Here's what was going through this Iraq War veteran's head during the moment in battle that earned his Medal of Honour

David Bellavia/US ArmySoldiers of 1st Platoon, Alpha Company, enter and clear a building during heavy fighting, Nov. 9, 2004, in the Askari District of North Eastern Fallujah.
  • David Bellavia will become the first living Iraq War veteran to receive the Medal of Honour on Tuesday.
  • Speaking at the Pentagon on Monday afternoon, he detailed some of his thoughts and emotions at the time of his Medal of Honour moment – the moment when Bellavia acted bravely enough to earn this honour.
  • He told reporters that this award represents many people, including many people who did not return home from their service.
  • Visit Business Insider’s homepage for more stories.

David Bellavia, who will receive the nation’s highest military honour Tuesday for his heroic actions in Iraq, offered rare insight into his Medal of Honour moment at the Pentagon on Monday, revealing the thoughts and emotions that flooded his brain as he charged into a house filled with insurgents in Fallujah on Nov. 10, 2004.

Former Staff Sergeant Bellavia and his team were clearing houses in support of Operation Phantom Fury. In one house, insurgents ambushed his squad, pinning them down. Bellavia rushed inside the house to provide suppressing cover fire so that his fellow soldiers could exit the building safely.

Ret. Sgt. First Class Colin Fitts told reporters that had it not been for Bellavia, he probably wouldn’t be here today.

After Bellavia and his squad got out, a Bradley fighting vehicle hit the war-torn house hard, but not hard enough to eliminate the threat.
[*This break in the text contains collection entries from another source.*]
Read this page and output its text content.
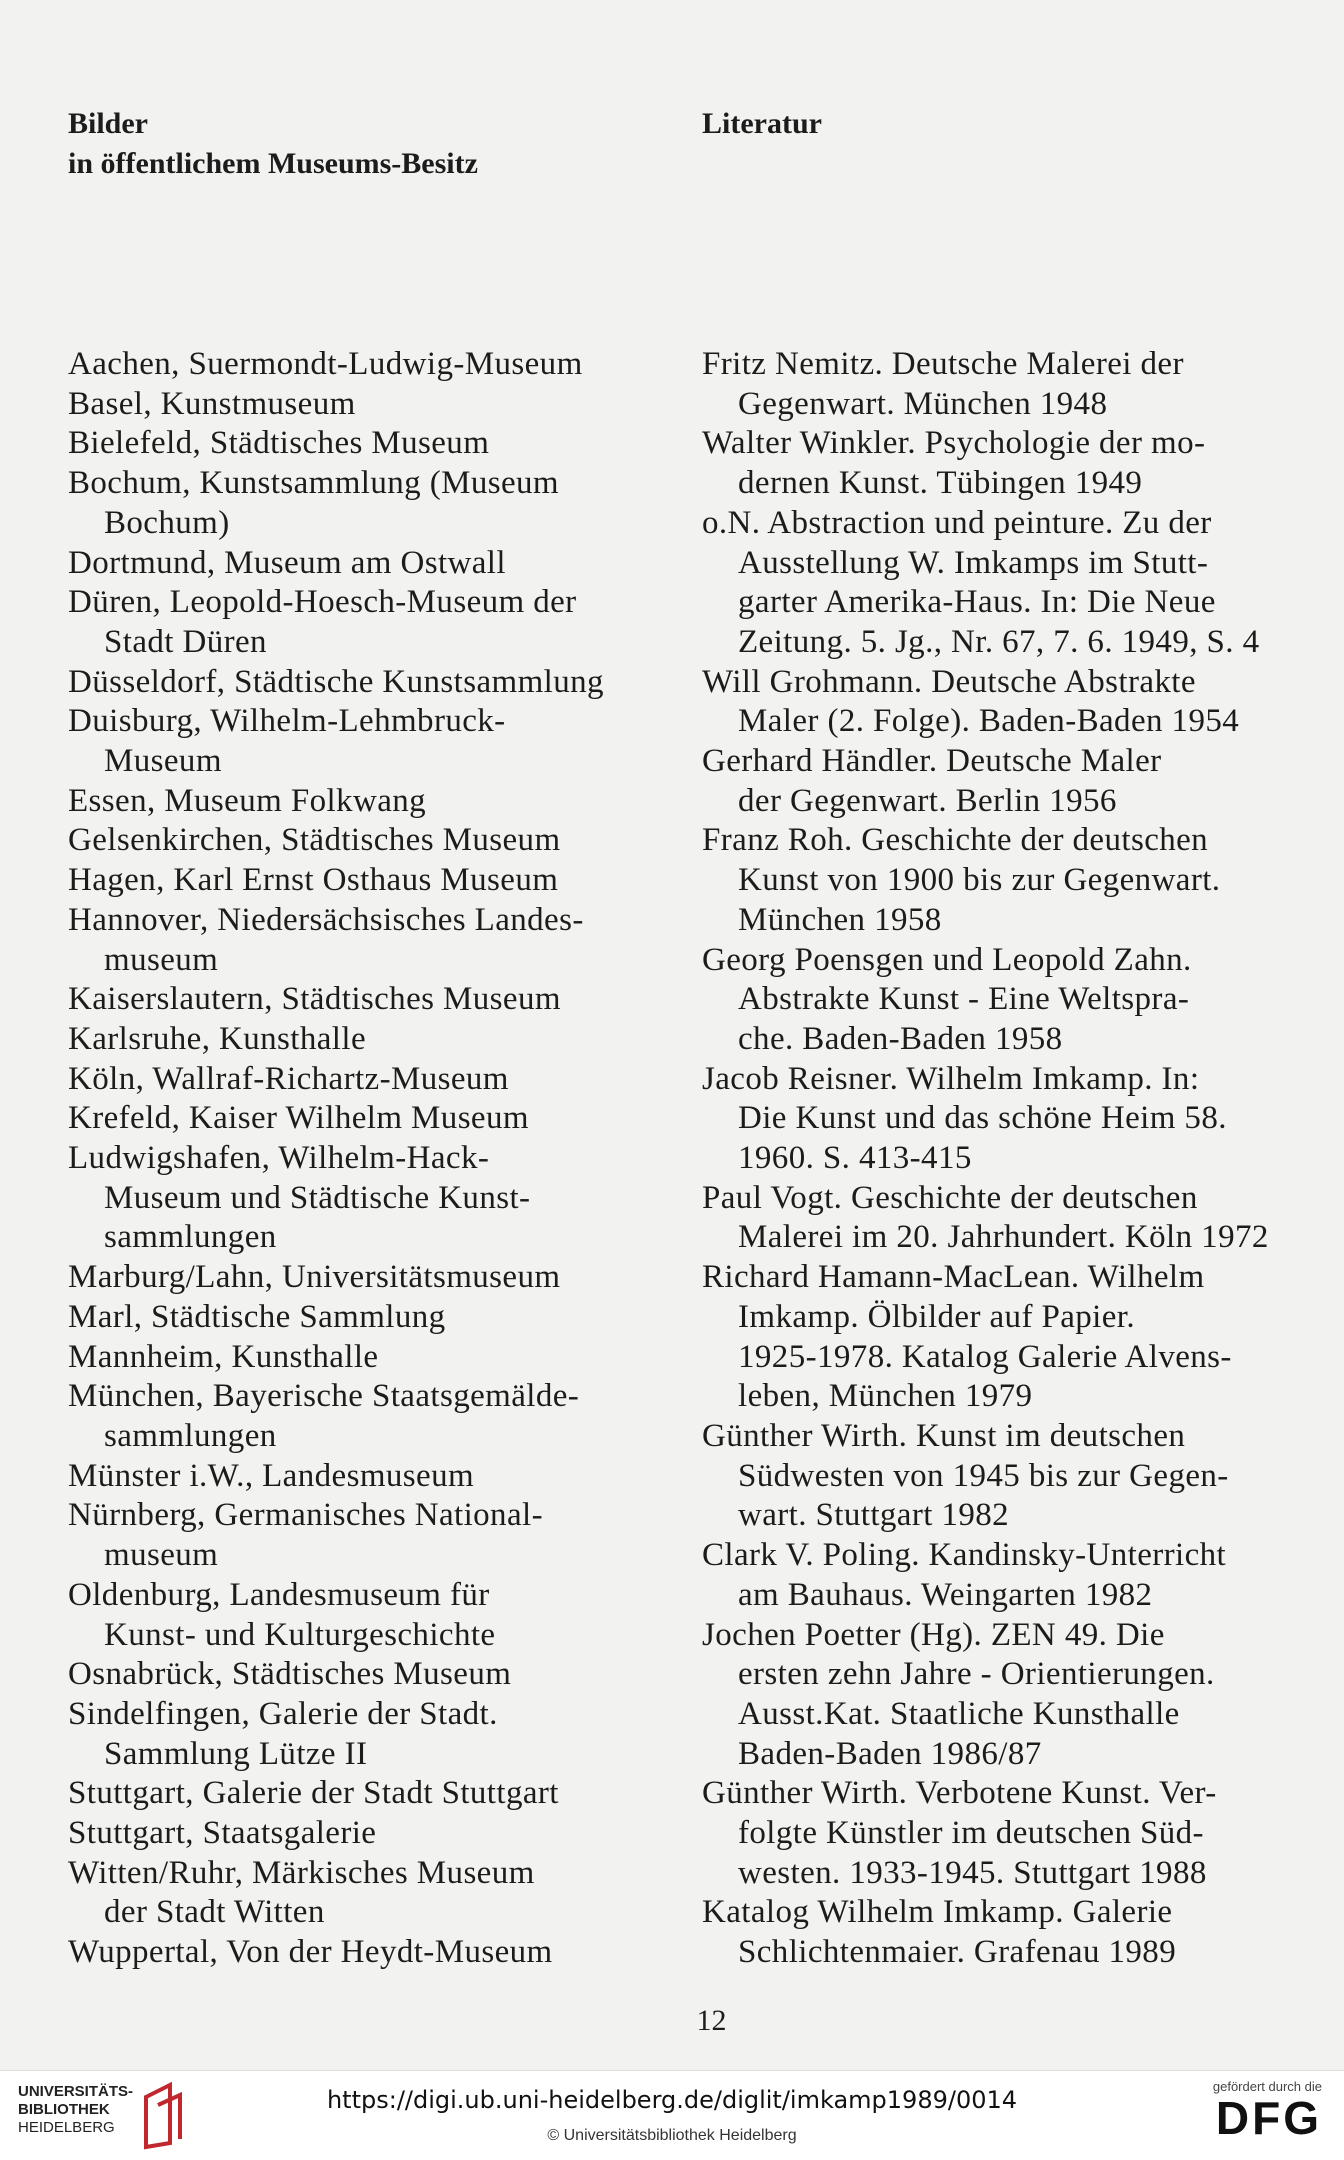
Bilder
in öffentlichem Museums-Besitz
Literatur
Aachen, Suermondt-Ludwig-Museum
Basel, Kunstmuseum
Bielefeld, Städtisches Museum
Bochum, Kunstsammlung (Museum
Bochum)
Dortmund, Museum am Ostwall
Düren, Leopold-Hoesch-Museum der
Stadt Düren
Düsseldorf, Städtische Kunstsammlung
Duisburg, Wilhelm-Lehmbruck-
Museum
Essen, Museum Folkwang
Gelsenkirchen, Städtisches Museum
Hagen, Karl Ernst Osthaus Museum
Hannover, Niedersächsisches Landes-
museum
Kaiserslautern, Städtisches Museum
Karlsruhe, Kunsthalle
Köln, Wallraf-Richartz-Museum
Krefeld, Kaiser Wilhelm Museum
Ludwigshafen, Wilhelm-Hack-
Museum und Städtische Kunst-
sammlungen
Marburg/Lahn, Universitätsmuseum
Marl, Städtische Sammlung
Mannheim, Kunsthalle
München, Bayerische Staatsgemälde-
sammlungen
Münster i.W., Landesmuseum
Nürnberg, Germanisches National-
museum
Oldenburg, Landesmuseum für
Kunst- und Kulturgeschichte
Osnabrück, Städtisches Museum
Sindelfingen, Galerie der Stadt.
Sammlung Lütze II
Stuttgart, Galerie der Stadt Stuttgart
Stuttgart, Staatsgalerie
Witten/Ruhr, Märkisches Museum
der Stadt Witten
Wuppertal, Von der Heydt-Museum
Fritz Nemitz. Deutsche Malerei der
Gegenwart. München 1948
Walter Winkler. Psychologie der mo-
dernen Kunst. Tübingen 1949
o.N. Abstraction und peinture. Zu der
Ausstellung W. Imkamps im Stutt-
garter Amerika-Haus. In: Die Neue
Zeitung. 5. Jg., Nr. 67, 7. 6. 1949, S. 4
Will Grohmann. Deutsche Abstrakte
Maler (2. Folge). Baden-Baden 1954
Gerhard Händler. Deutsche Maler
der Gegenwart. Berlin 1956
Franz Roh. Geschichte der deutschen
Kunst von 1900 bis zur Gegenwart.
München 1958
Georg Poensgen und Leopold Zahn.
Abstrakte Kunst - Eine Weltspra-
che. Baden-Baden 1958
Jacob Reisner. Wilhelm Imkamp. In:
Die Kunst und das schöne Heim 58.
1960. S. 413-415
Paul Vogt. Geschichte der deutschen
Malerei im 20. Jahrhundert. Köln 1972
Richard Hamann-MacLean. Wilhelm
Imkamp. Ölbilder auf Papier.
1925-1978. Katalog Galerie Alvens-
leben, München 1979
Günther Wirth. Kunst im deutschen
Südwesten von 1945 bis zur Gegen-
wart. Stuttgart 1982
Clark V. Poling. Kandinsky-Unterricht
am Bauhaus. Weingarten 1982
Jochen Poetter (Hg). ZEN 49. Die
ersten zehn Jahre - Orientierungen.
Ausst.Kat. Staatliche Kunsthalle
Baden-Baden 1986/87
Günther Wirth. Verbotene Kunst. Ver-
folgte Künstler im deutschen Süd-
westen. 1933-1945. Stuttgart 1988
Katalog Wilhelm Imkamp. Galerie
Schlichtenmaier. Grafenau 1989
12
UNIVERSITÄTS-
BIBLIOTHEK
HEIDELBERG
https://digi.ub.uni-heidelberg.de/diglit/imkamp1989/0014
© Universitätsbibliothek Heidelberg
gefördert durch die
DFG
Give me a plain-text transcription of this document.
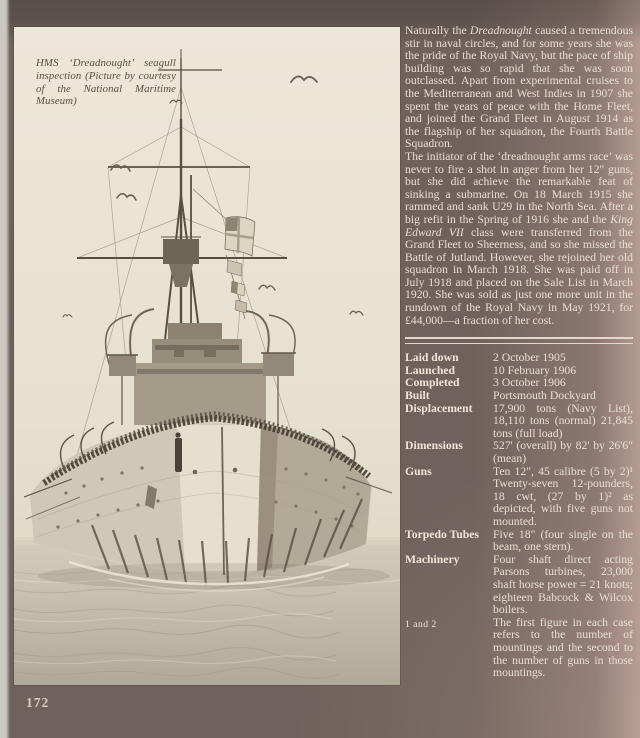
HMS ‘Dreadnought’ seagull inspection (Picture by courtesy of the National Maritime Museum)

Naturally the Dreadnought caused a tremendous stir in naval circles, and for some years she was the pride of the Royal Navy, but the pace of ship building was so rapid that she was soon outclassed. Apart from experimental cruises to the Mediterranean and West Indies in 1907 she spent the years of peace with the Home Fleet, and joined the Grand Fleet in August 1914 as the flagship of her squadron, the Fourth Battle Squadron.

The initiator of the ‘dreadnought arms race’ was never to fire a shot in anger from her 12" guns, but she did achieve the remarkable feat of sinking a submarine. On 18 March 1915 she rammed and sank U29 in the North Sea. After a big refit in the Spring of 1916 she and the King Edward VII class were transferred from the Grand Fleet to Sheerness, and so she missed the Battle of Jutland. However, she rejoined her old squadron in March 1918. She was paid off in July 1918 and placed on the Sale List in March 1920. She was sold as just one more unit in the rundown of the Royal Navy in May 1921, for £44,000—a fraction of her cost.

Laid down	2 October 1905
Launched	10 February 1906
Completed	3 October 1906
Built	Portsmouth Dockyard
Displacement	17,900 tons (Navy List), 18,110 tons (normal) 21,845 tons (full load)
Dimensions	527' (overall) by 82' by 26'6" (mean)
Guns	Ten 12", 45 calibre (5 by 2)¹ Twenty-seven 12-pounders, 18 cwt, (27 by 1)² as depicted, with five guns not mounted.
Torpedo Tubes	Five 18" (four single on the beam, one stern).
Machinery	Four shaft direct acting Parsons turbines, 23,000 shaft horse power = 21 knots; eighteen Babcock & Wilcox boilers.
1 and 2	The first figure in each case refers to the number of mountings and the second to the number of guns in those mountings.
172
It was necessary for someone to head inside and clear the building of insurgents, who were armed with rocket-propelled grenades, among other weapons.

“David Bellavia had to go back into a darkened, nightmare of a house where he knew there were at least five or six suicidal jihadis waiting,” Michael Ware, an embedded reporter who was with the staff sergeant and personally witnessed the Medal of Honour moment, told press at the Pentagon.

Engagements on the first floorUS ArmyEngagements on the first floor

Supported by one fellow soldier inside and three outside, Bellavia re-entered the house, fighting room-to-room, killing four insurgents and mortally wounding a fifth in the fierce fight.

Engagements on the second floorUS ArmyEngagements on the second floor

“A lot of things go through your mind. Some are very rational. Some are completely irrational,” Bellavia explained. “The first thing you’re thinking about you’re scared, you’re life is on the line. The second thing you’re thinking is you’re angry. How dare anyone try to hurt us. How dare anyone try to step up against the US military.”

“You’re angry. You’re scared,” he said, telling reporters that it’s a certain kind of peer pressure that keeps you moving forward. “When you’re peer is asking for help … it’s easy. Peer pressure might make you smoke cigarettes at 13. But, peer pressure can also make you do things you wouldn’t normally do. It’s about who your peers are.”

Bellavia talked a little about the house he cleared, and it sounded horrific. He explained that the scenes when he first entered and when he re-entered the house were very different due to the extreme redecorating the Bradley fighting vehicle did prior to his re-entry.

“The water had ruptured. All of the plumbing inside. Fallujah had been abandoned for months. So, that water was very unpleasant. It assaulted your senses,” he revealed, adding that there were propane tanks lying about, broken mirrors, makeshift bunkers, and insurgents hopped up on experimental drugs in the dark.

“It was tough. The mind is playing tricks on you,” he said, “You don’t know if you are firing at the same individual or if this is a new individual. A person gets dropped, then they disappear.”

Bellavia said he “thought it was a real possibility” that he wouldn’t make it out.

Bellavia will become the first living Iraq War veteran to receive the Medal of Honour, an upgrade of the Silver Star he initially received, for “conspicuous gallantry” during his time in the Army. Speaking to reporters at the Pentagon Monday, he said that this honour “represents many different people,” including many who never came home.